Until the final 16 are announced, I would not count on being in or out. I believe an email was sent earlier on to see which of the 16 entrants could actually make the event given the administrative constraints and facilities. There need to be up to 4 reserves to ensure that last minute dropouts don't leave empty spaces. So you may be in!

Await an announcement. Don't go by what people may or may not have received in email terms previously.


----------



## adammcs (Apr 20, 2012)

Any idea when the announcement will be? As I'm sure people will need to book hotels etc to leave car on the Saturday


----------



## Dodo Factory (Apr 11, 2007)

Johnnyopolis is running this. I'll give him a nudge and see what is going on.

We have sorted a mobile valeting van (pressure washer from water tank, genny etc) on the Saturday morning between 9am and 11am for the Top 16 competitors, if required.
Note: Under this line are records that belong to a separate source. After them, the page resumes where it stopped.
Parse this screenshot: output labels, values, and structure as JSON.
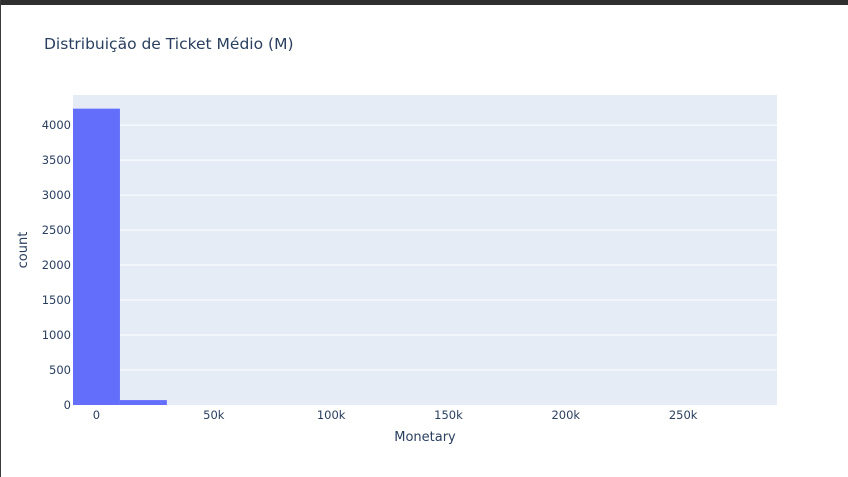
{
  "chart_data": {
    "type": "bar",
    "title": "Distribuição de Ticket Médio (M)",
    "xlabel": "Monetary",
    "ylabel": "count",
    "bins": [
      {
        "x0": -10000,
        "x1": 10000,
        "count": 4235
      },
      {
        "x0": 10000,
        "x1": 30000,
        "count": 70
      }
    ],
    "xlim": [
      -10000,
      290000
    ],
    "ylim": [
      0,
      4430
    ],
    "x_ticks": [
      {
        "value": 0,
        "label": "0"
      },
      {
        "value": 50000,
        "label": "50k"
      },
      {
        "value": 100000,
        "label": "100k"
      },
      {
        "value": 150000,
        "label": "150k"
      },
      {
        "value": 200000,
        "label": "200k"
      },
      {
        "value": 250000,
        "label": "250k"
      }
    ],
    "y_ticks": [
      {
        "value": 0,
        "label": "0"
      },
      {
        "value": 500,
        "label": "500"
      },
      {
        "value": 1000,
        "label": "1000"
      },
      {
        "value": 1500,
        "label": "1500"
      },
      {
        "value": 2000,
        "label": "2000"
      },
      {
        "value": 2500,
        "label": "2500"
      },
      {
        "value": 3000,
        "label": "3000"
      },
      {
        "value": 3500,
        "label": "3500"
      },
      {
        "value": 4000,
        "label": "4000"
      }
    ],
    "grid": true,
    "colors": {
      "bar": "#636efa",
      "plot_bg": "#e5ecf6",
      "grid": "#ffffff",
      "text": "#2a3f5f"
    }
  }
}
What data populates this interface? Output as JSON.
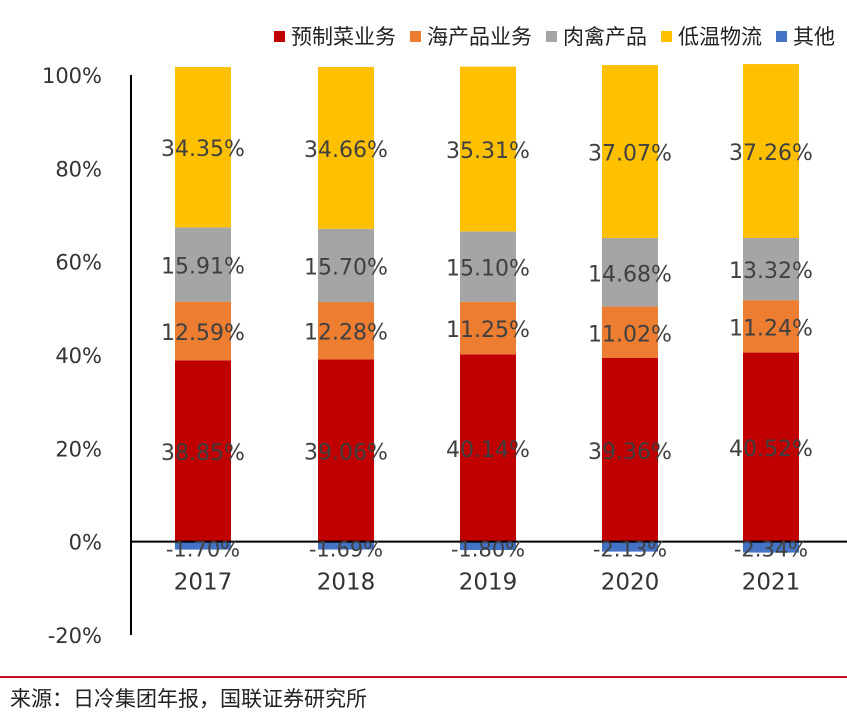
{
  "chart_data": {
    "type": "bar",
    "stacked": true,
    "categories": [
      "2017",
      "2018",
      "2019",
      "2020",
      "2021"
    ],
    "series": [
      {
        "name": "预制菜业务",
        "color": "#c00000",
        "values": [
          38.85,
          39.06,
          40.14,
          39.36,
          40.52
        ],
        "labels": [
          "38.85%",
          "39.06%",
          "40.14%",
          "39.36%",
          "40.52%"
        ]
      },
      {
        "name": "海产品业务",
        "color": "#ed7d31",
        "values": [
          12.59,
          12.28,
          11.25,
          11.02,
          11.24
        ],
        "labels": [
          "12.59%",
          "12.28%",
          "11.25%",
          "11.02%",
          "11.24%"
        ]
      },
      {
        "name": "肉禽产品",
        "color": "#a5a5a5",
        "values": [
          15.91,
          15.7,
          15.1,
          14.68,
          13.32
        ],
        "labels": [
          "15.91%",
          "15.70%",
          "15.10%",
          "14.68%",
          "13.32%"
        ]
      },
      {
        "name": "低温物流",
        "color": "#ffc000",
        "values": [
          34.35,
          34.66,
          35.31,
          37.07,
          37.26
        ],
        "labels": [
          "34.35%",
          "34.66%",
          "35.31%",
          "37.07%",
          "37.26%"
        ]
      },
      {
        "name": "其他",
        "color": "#4472c4",
        "values": [
          -1.7,
          -1.69,
          -1.8,
          -2.13,
          -2.34
        ],
        "labels": [
          "-1.70%",
          "-1.69%",
          "-1.80%",
          "-2.13%",
          "-2.34%"
        ]
      }
    ],
    "y_ticks": [
      "-20%",
      "0%",
      "20%",
      "40%",
      "60%",
      "80%",
      "100%"
    ],
    "ylim": [
      -20,
      100
    ],
    "legend_position": "top",
    "grid": false
  },
  "source": {
    "text": "来源：日冷集团年报，国联证券研究所"
  }
}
Ask and ye shall receive. :thumb:


----------



## cortinajim (Sep 12, 2009)

Can i book a sunny day as well please if you can manage that Thank you


----------



## Thug Pug (Nov 16, 2010)

Dodo Factory said:


> Johnnyopolis is running this. I'll give him a nudge and see what is going on.
> 
> We have sorted a mobile valeting van (pressure washer from water tank, genny etc) on the Saturday morning between 9am and 11am for the Top 16 competitors, if required.
> 
> Ask and ye shall receive. :thumb:


I have a 6-7 hour drive down from Scotland on Saturday so guess I will miss the pressure washer then 

Robert.


----------



## Tank (Nov 20, 2011)

Theres always a service station that can provide the service for blasting out arches if it comes down to it.


----------



## SteveTDCi (Feb 8, 2006)

Not within 15 minutes of the venue, I was going to take a picture of the venue and holiday inn so yo can see how close they are


----------



## adammcs (Apr 20, 2012)

SteveTDCi said:


> Not within 15 minutes of the venue, I was going to take a picture of the venue and holiday inn so yo can see how close they are


They are so close!!!


----------



## Thug Pug (Nov 16, 2010)

I am sure I can work something out


----------



## Tank (Nov 20, 2011)

Happy day i just wasnt sure weather they were a trek or not


----------



## Dodo Factory (Apr 11, 2007)

Thug Pug said:


> I have a 6-7 hour drive down from Scotland on Saturday so guess I will miss the pressure washer then
> 
> Robert.


Nope, it will be there for longer but obviously you need to prep your car in good time and it needs to be in place in early afternoon. So anything is possible and lots can be sorted. Just talk to us and keep your chin up. No need to be  We are friendly guys and want this to be the best show and shine event of the year - as it should be. Who else lays on detailers and wash bays at no cost to competitors? :detailer:


----------



## Tank (Nov 20, 2011)

It has to be said thats a legendary thing to be doing


----------